Making Spotify, Wine and PulseAudio Play Together

In what has now become a series on this marvellous blog, we’re diving into how to make PulseAudio play nice with Spotify running under Wine. After yesterday’s article about getting any sound through PulseAudio at all, the next issue that surfaced was that the output from Spotify running under Wine were just garbled noise. This worked with the previous ALSA or OSS setup, but with PulseAudio everything went haywire!

Luckily the massive wisdom of teh intarwebs came to the rescue again, this time through an almost three year old post by Paul Betts: “Make Wine and PulseAudio Get Along“.

The solution is to first use padsp winecfg to configure padsp for a specific process, then use padsp to redirect any access to /dev/dsp while the provided application runs.

First run:

padsp winecfg

Then add padsp to your spotify startup script (or if you do this manually, just .. remember to type it. OK?):

padsp wine "C:\program files\spotify\spotify.exe"

Restart Spotify and enjoy the massive collection of great music!

Missing Devices or Sound Card in Pulse Audio

After getting the missing sound control panel in Ubuntu back yesterday, the next problem that turned up was that no actual applications would play any sound – other than the annoying beep! beep! beep!

The reason is that after the pulseaudio configuration has been installed, pulseaudio it self may be missing all it device drivers and other packages.

The solution for this issue can be found at the page for PulseAudio at the Ubuntu Wiki.

Install the missing PulseAudio packages through APT:

sudo apt-get install libasound2-plugins "pulseaudio-*" paman padevchooser paprefs pavucontrol pavumeter

Restart the application that needs sound support and everything should work. If you’re still not getting any sound, check the PulseAudio device configuration (by default installed under Applications, Sound and Video, PulseAudio Device Chooser) and that your device shows up there (mine didn’t before installing the above packages).

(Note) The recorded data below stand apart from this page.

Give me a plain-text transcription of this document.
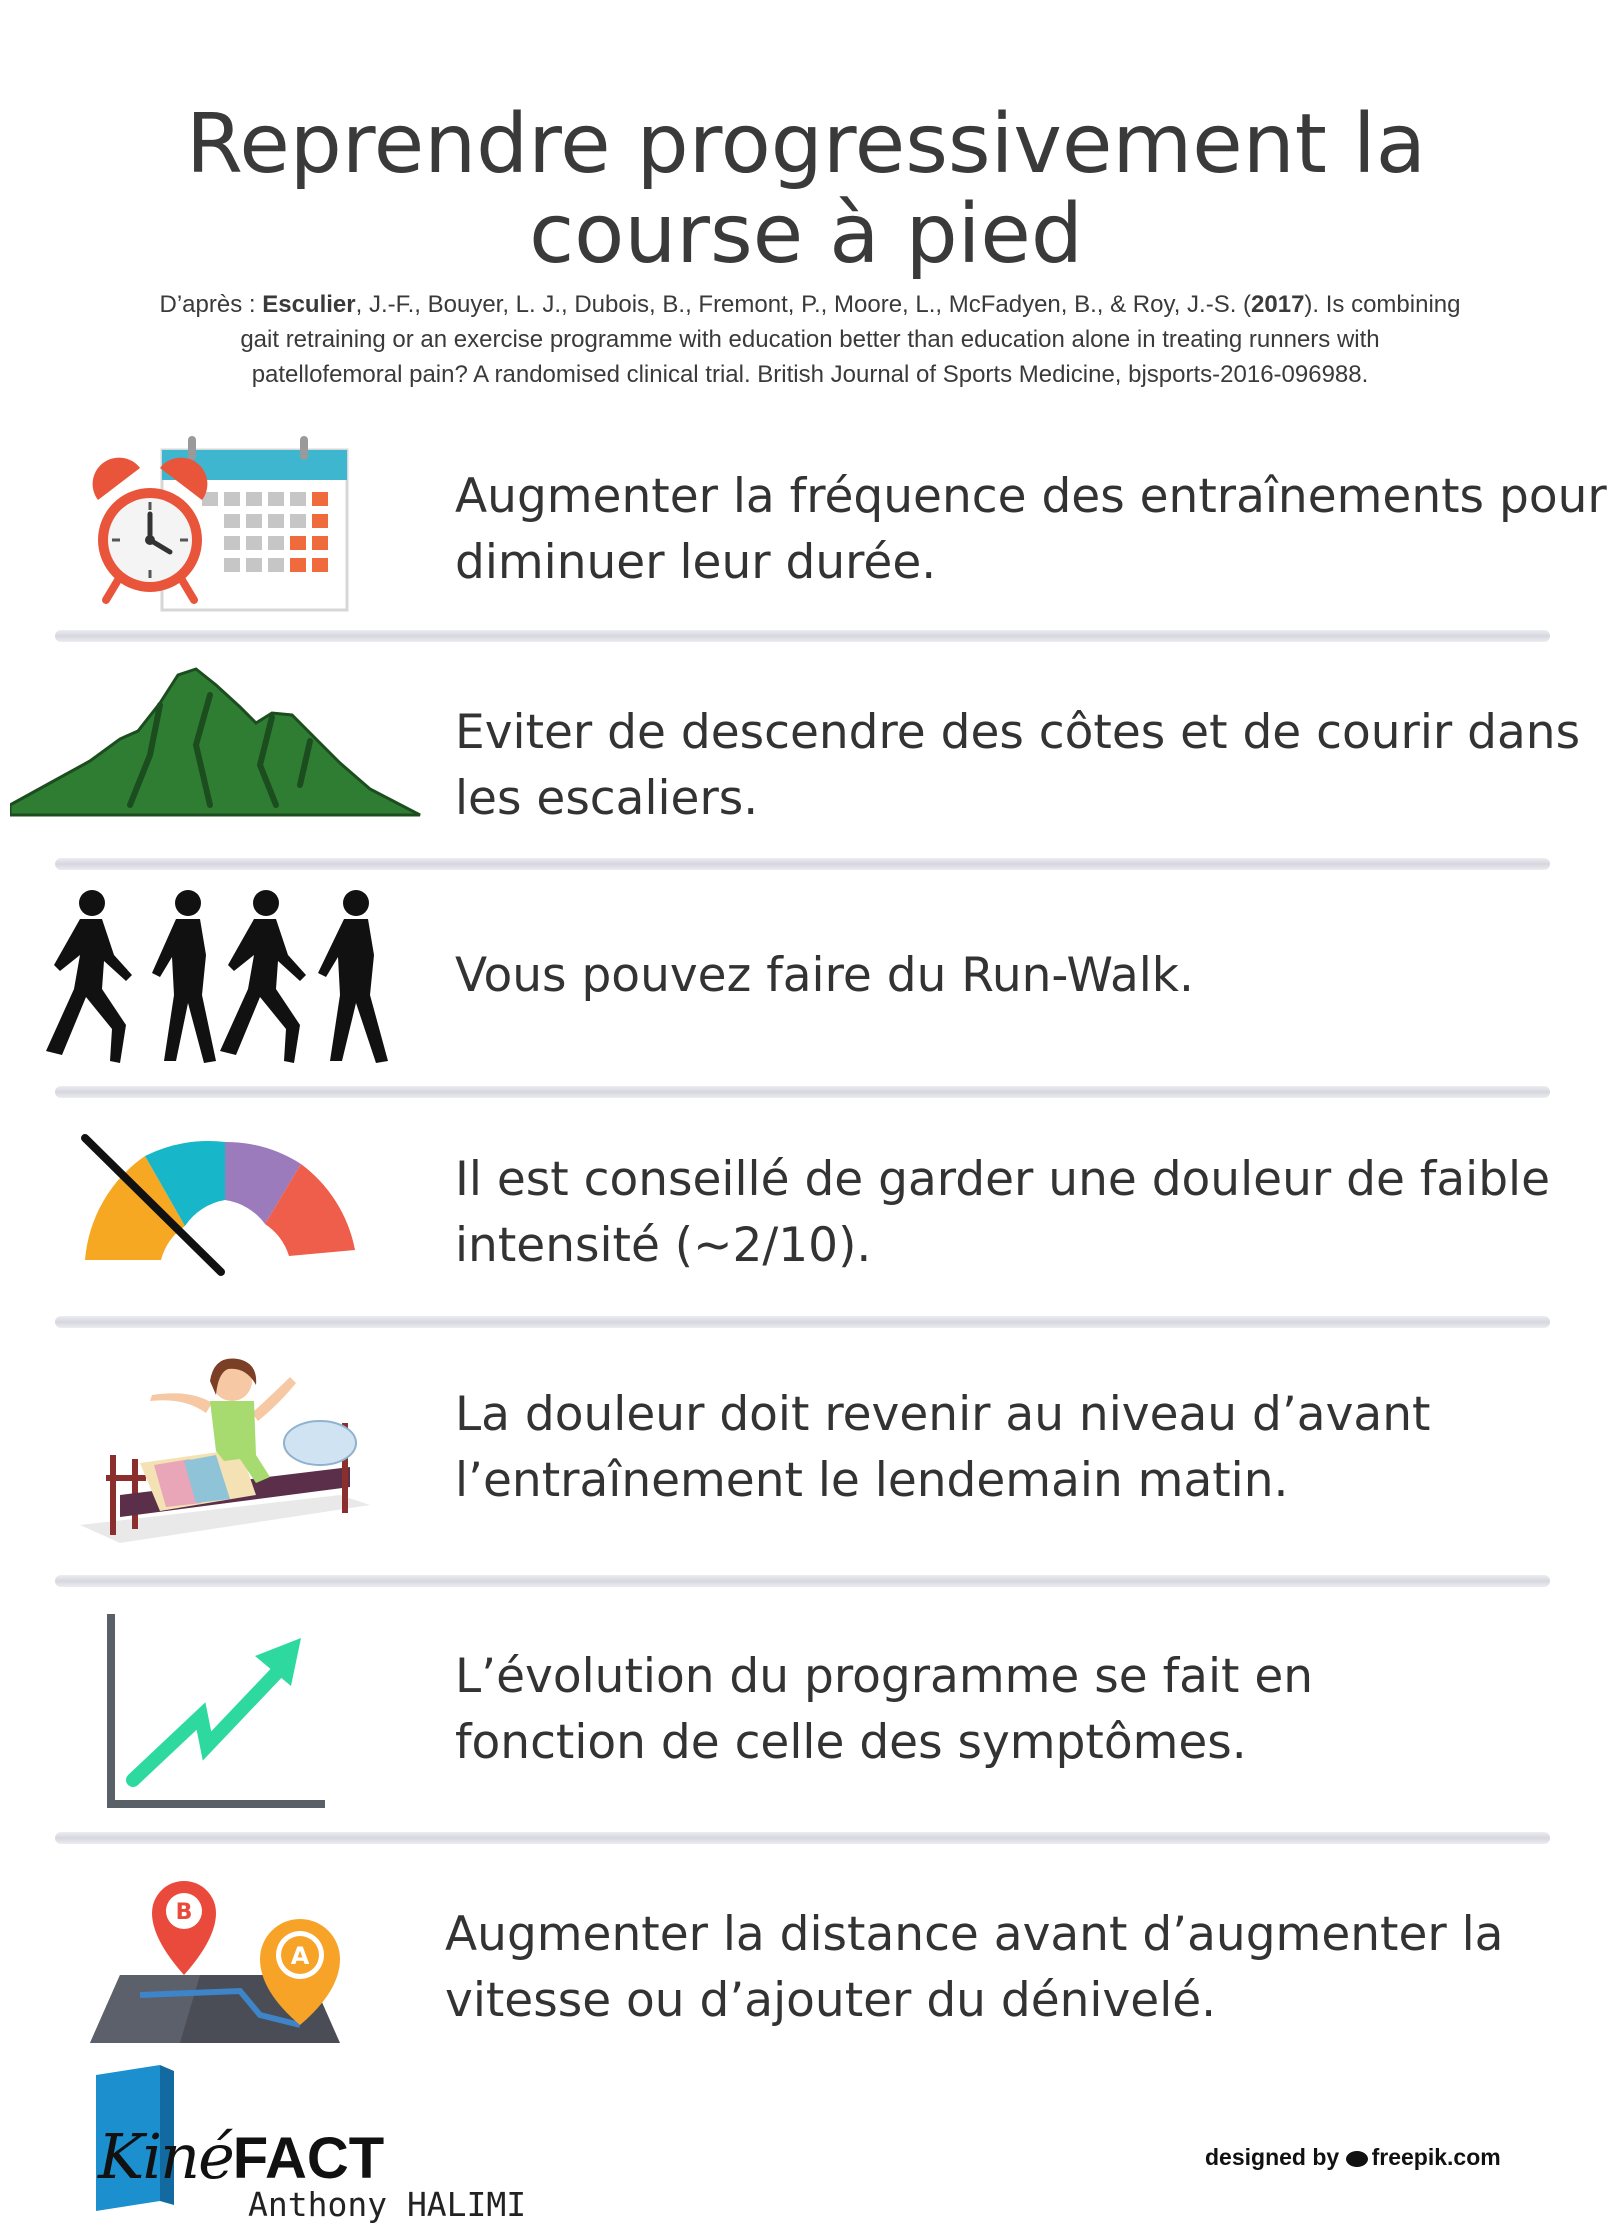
Reprendre progressivement la
course à pied
D’après : Esculier, J.-F., Bouyer, L. J., Dubois, B., Fremont, P., Moore, L., McFadyen, B., & Roy, J.-S. (2017). Is combining
gait retraining or an exercise programme with education better than education alone in treating runners with
patellofemoral pain? A randomised clinical trial. British Journal of Sports Medicine, bjsports-2016-096988.
Augmenter la fréquence des entraînements pour
diminuer leur durée.
Eviter de descendre des côtes et de courir dans
les escaliers.
Vous pouvez faire du Run-Walk.
Il est conseillé de garder une douleur de faible
intensité (~2/10).
La douleur doit revenir au niveau d’avant
l’entraînement le lendemain matin.
L’évolution du programme se fait en
fonction de celle des symptômes.
B
A	Augmenter la distance avant d’augmenter la
vitesse ou d’ajouter du dénivelé.
KinéFACT
Anthony HALIMI
designed by freepik.com
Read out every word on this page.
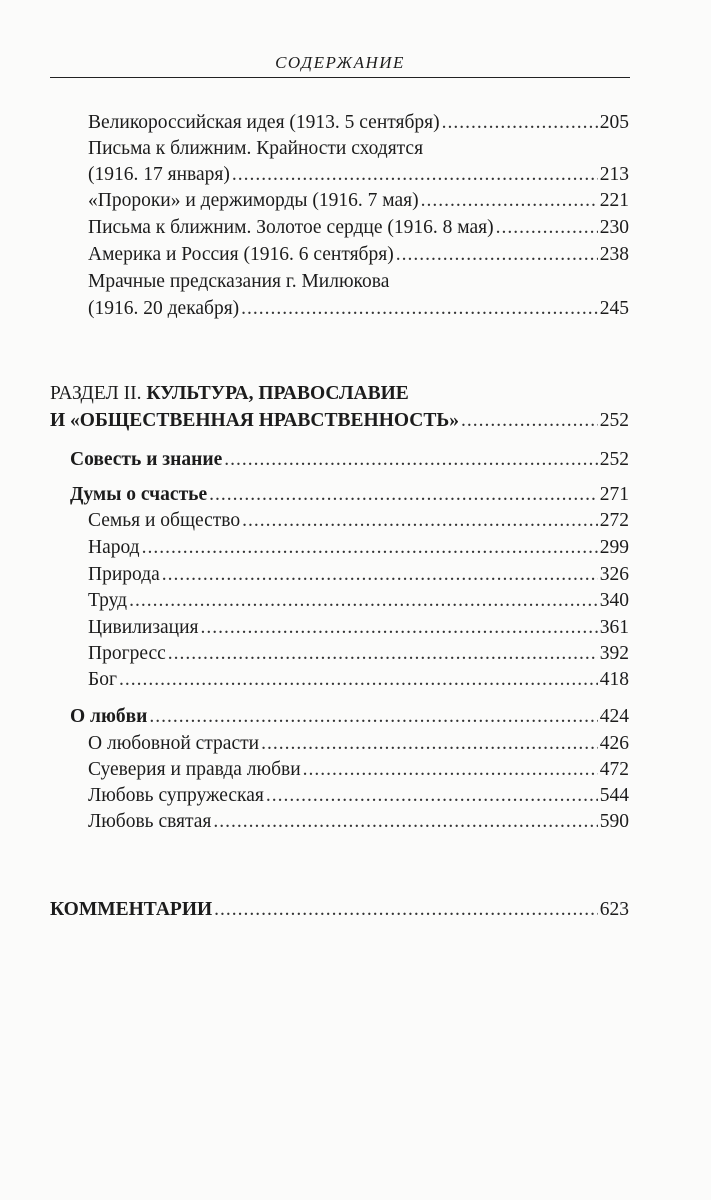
СОДЕРЖАНИЕ
Великороссийская идея (1913. 5 сентября) .....	205
Письма к ближним. Крайности сходятся
(1916. 17 января) .....	213
«Пророки» и держиморды (1916. 7 мая) .....	221
Письма к ближним. Золотое сердце (1916. 8 мая) .....	230
Америка и Россия (1916. 6 сентября) .....	238
Мрачные предсказания г. Милюкова
(1916. 20 декабря) .....	245
РАЗДЕЛ II. КУЛЬТУРА, ПРАВОСЛАВИЕ
И «ОБЩЕСТВЕННАЯ НРАВСТВЕННОСТЬ» .....	252
Совесть и знание .....	252
Думы о счастье .....	271
Семья и общество .....	272
Народ .....	299
Природа .....	326
Труд .....	340
Цивилизация .....	361
Прогресс .....	392
Бог .....	418
О любви .....	424
О любовной страсти .....	426
Суеверия и правда любви .....	472
Любовь супружеская .....	544
Любовь святая .....	590
КОММЕНТАРИИ .....	623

When the Ubuntu Sound Control Panel Doesn’t Show Up

After upgrading from Ubuntu 9.0 to 9.10 the other day, I suddenly got a very annoying beep every time I saved a file in NetBeans. Horrible stuff! Disabling it in NetBeans seems impossible (and Firefox makes the same sound when it encounters an error), so removing it in the Ubuntu Sound Configuration Panel sounded (!) like the best option.

One problem: The Sound Control Panel (when selecting System -> Preferences -> Sound) didn’t open. It attempts to load, but then disappears without a trace. I couldn’t find a notice in any of the logfiles either, so my only hope of a remedy was the global debugging power of teh intarwebs.

This was actually harder than I imagined, as I had to wade through large amounts of documentation of how to open the control panel at all. I had found the menu item, but it didn’t work.

Luckily someone had documented several issues at a page named “Sound Solutions for Ubuntu 9.04“, and while I didn’t have the exact problems listed there, they mentioned the required packages for pulseaudio and the GUIs.

Installing the padevchooser package should pull in all the dependencies:

root@ubuntu:~# apt-get install padevchooser

(Use sudo apt-get install padevchooser if you’re not root)

At the same split second the installer finished, the sound configuration dialog opened and I were able to switch to the NO SOUND scheme in Ubuntu. No beeps!